Bekijk het volgende filmpje: Kiemende boon


Toelichting filmpje:
Met versnelde beelden wordt het kiemen van een zaad verduidelijkt.

Bij een kiemende boon groeit eerst de wortel uit het zaad, daarna komen eerst de twee zaadlobben boven de grond. Kort daarna komen de eerste blaadjes. De zaadlobben verschrompelen als hun voedselvoorraad op raakt. De jonge plant maakt pas met de eerste groene blaadjes haar eigen voedsel met behulp van fotosynthese.

Kiemingsfactoren
Zaden kiemen niet zomaar. De meeste zaden hebben een rustfase. De natuur zorgt er zo voor dat het zaad eerst kan worden verspreid voordat het ontkiemt.
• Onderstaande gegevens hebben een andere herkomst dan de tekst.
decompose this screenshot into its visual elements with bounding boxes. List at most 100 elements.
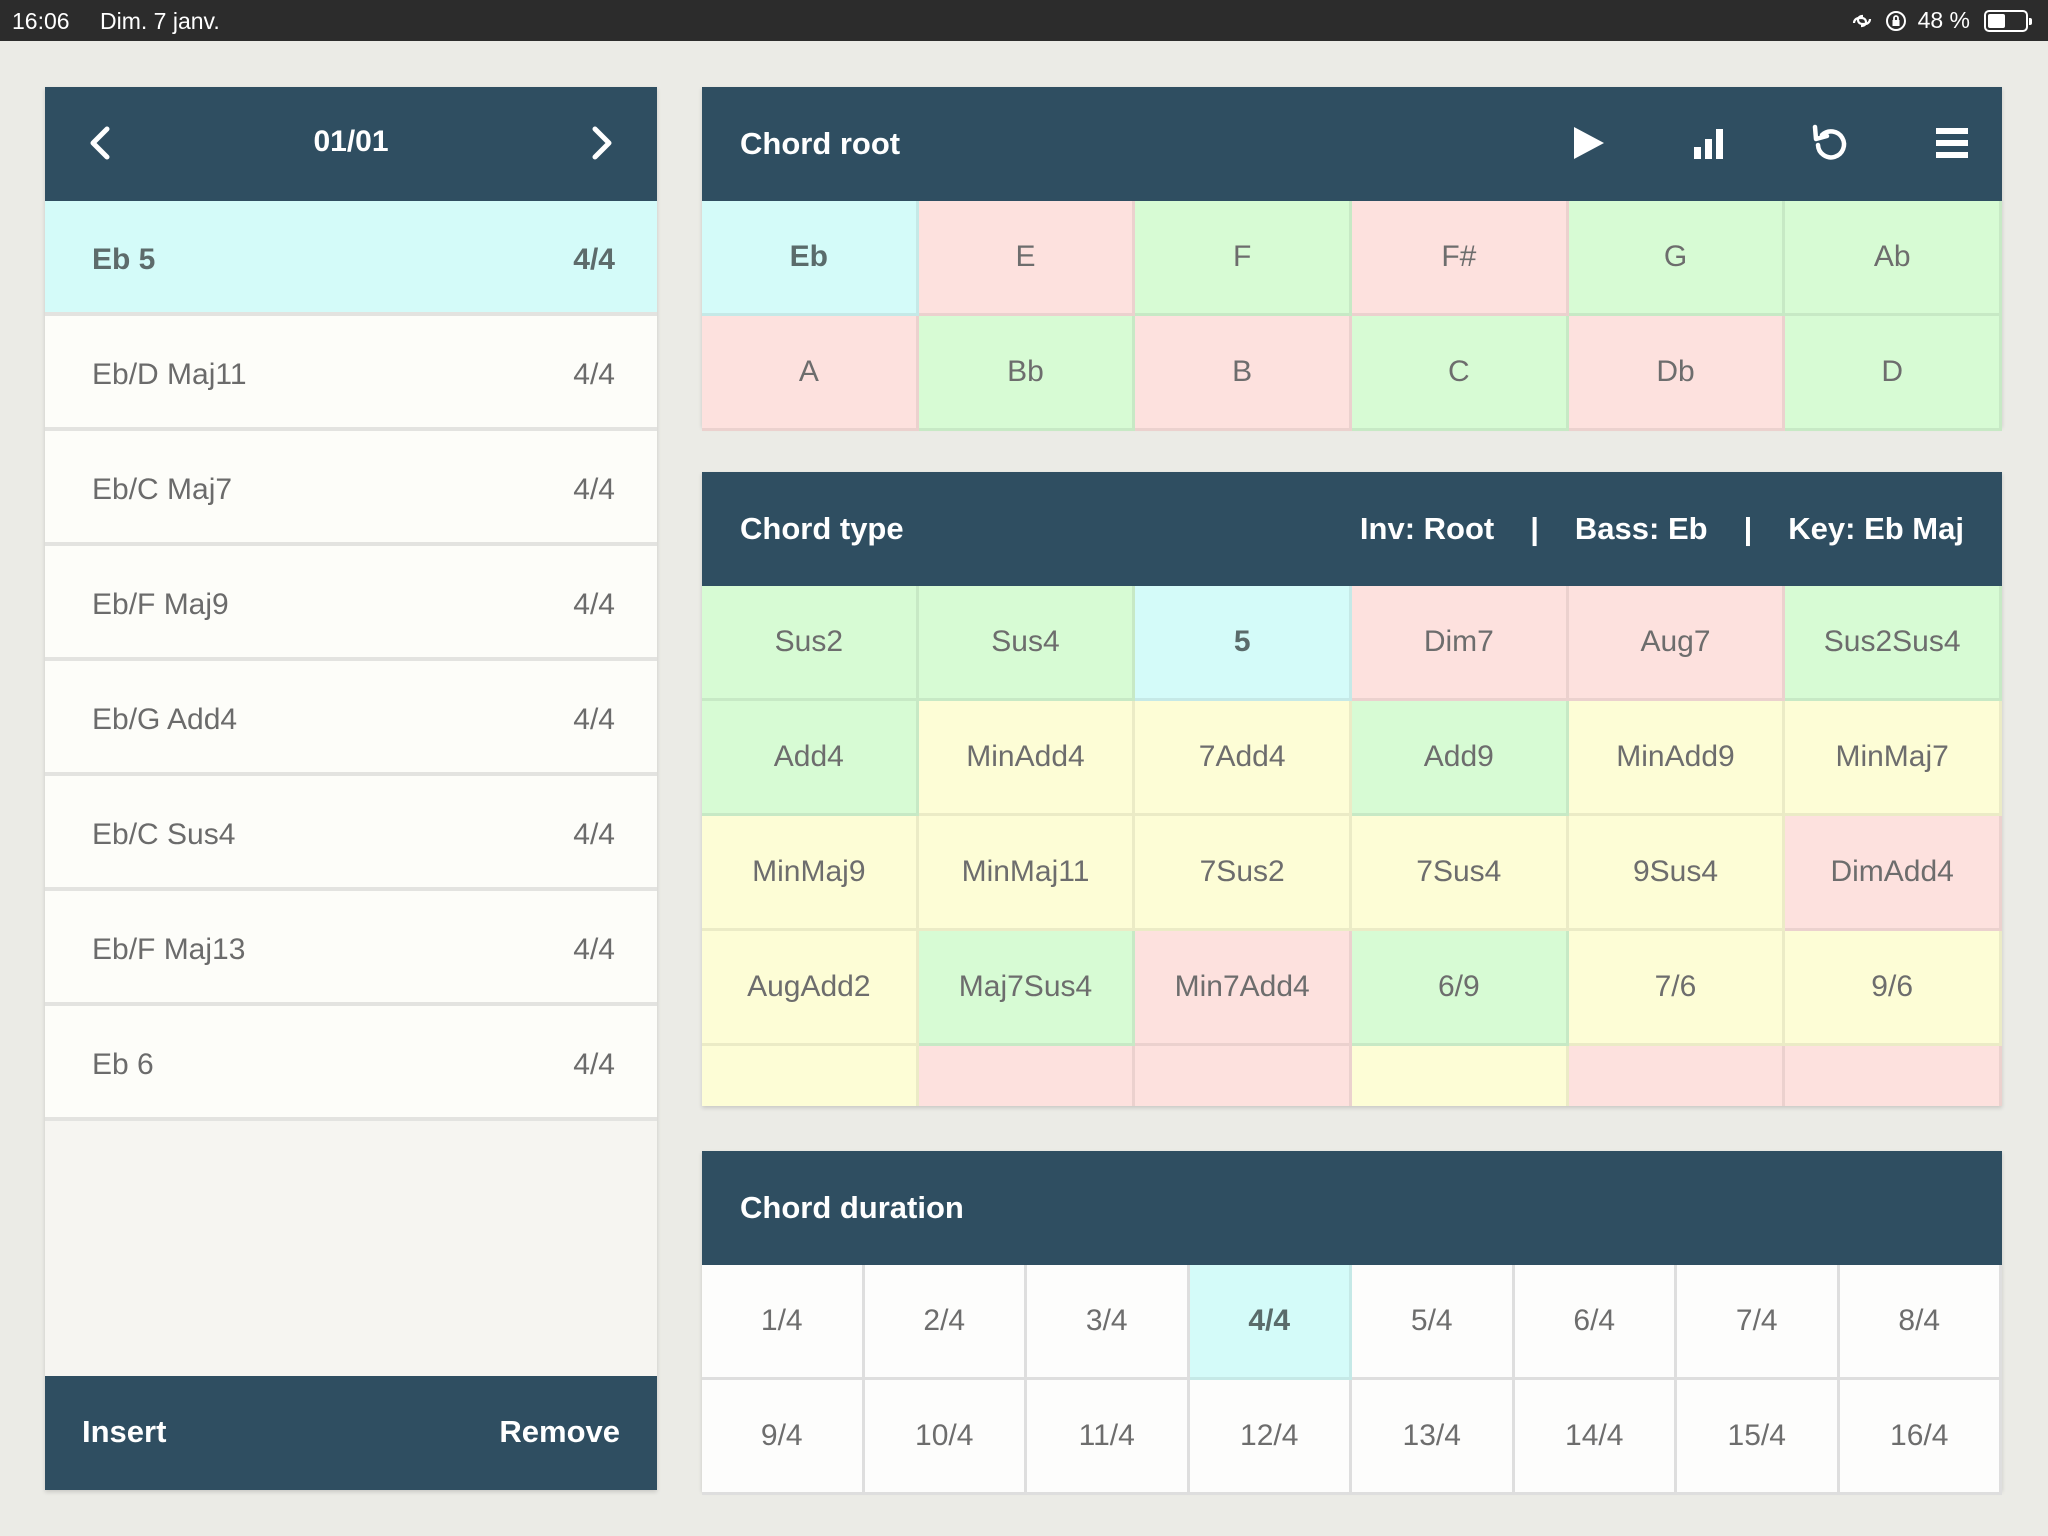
root-note-f[interactable]: F — [1135, 201, 1352, 316]
chord-info: Inv: Root | Bass: Eb | Key: Eb Maj — [1360, 511, 1964, 547]
chord-type-option[interactable]: Sus2 — [702, 586, 919, 701]
chord-name: Eb/G Add4 — [92, 703, 238, 736]
status-time: 16:06 — [12, 8, 70, 34]
duration-option[interactable]: 11/4 — [1027, 1380, 1190, 1495]
link-icon — [1850, 9, 1874, 33]
chord-sequence-panel: 01/01 Eb 5 4/4 Eb/D Maj11 4/4 Eb/C Maj7 4/4 Eb… — [45, 87, 657, 1490]
chord-type-option[interactable]: 7/6 — [1568, 931, 1786, 1046]
chord-list-item[interactable]: Eb/G Add4 4/4 — [45, 661, 657, 776]
chord-type-option[interactable]: Dim7 — [1352, 586, 1569, 701]
duration-option[interactable]: 8/4 — [1839, 1265, 2002, 1380]
chord-type-title: Chord type — [740, 511, 904, 546]
chord-type-option[interactable]: MinMaj9 — [702, 816, 919, 931]
root-note-a[interactable]: A — [702, 316, 919, 431]
chord-type-option[interactable]: 6/9 — [1352, 931, 1569, 1046]
chord-list-item[interactable]: Eb 6 4/4 — [45, 1006, 657, 1121]
chord-type-option[interactable]: 7(b5) — [1785, 1046, 2002, 1106]
duration-option[interactable]: 3/4 — [1027, 1265, 1190, 1380]
info-separator: | — [1530, 511, 1539, 546]
stats-button[interactable] — [1680, 113, 1736, 173]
Een zaadje gaat pas kiemen als de omstandigheden gunstig zijn. Het is daarbij afhankelijk van:

Gunstige omstandigheden voor de ene plantensoort zijn niet altijd goed voor andere soorten. Elke soort heeft zijn eigen voorkeuren. De omstandigheden die het kiemen beïnvloeden worden kiemingsfactoren genoemd.

Licht
Sommige zaden hebben licht nodig om te kunnen kiemen. Ze moeten dus aan het oppervlak van de aarde liggen. Andere zaden hebben juist het donker nodig en ontkiemen onder de grond.

Temperatuur
Er zijn plantensoorten die heel kieskeurig zijn. Zaad van de agaveplant kiemt bijvoorbeeld bij temperaturen tussen de 21 en 23 graden Celsius. Uienzaad kan pas kiemen als het eerst een poosje in de kou heeft gelegen.

Lucht
Om het reservervoedsel in de zaadlobben te kunnen gebruiken voor de kieming, moet er verbranding plaatsvinden: zo ontstaat er energie voor de eerste groei, zolang er nog geen fotosynthese plaatsvindt. Voor verbranding is zuurstof nodig. Daarom kan een zaad niet kiemen zonder lucht.

Water
Water laat het zaad opzwellen en de zaadhuid scheuren. Ook zorgt water ervoor dat de reservestoffen in de zaadlobben geschikt worden gemaakt als brandstof. Die brandstof levert de energie die nodig is voor de eerste groei.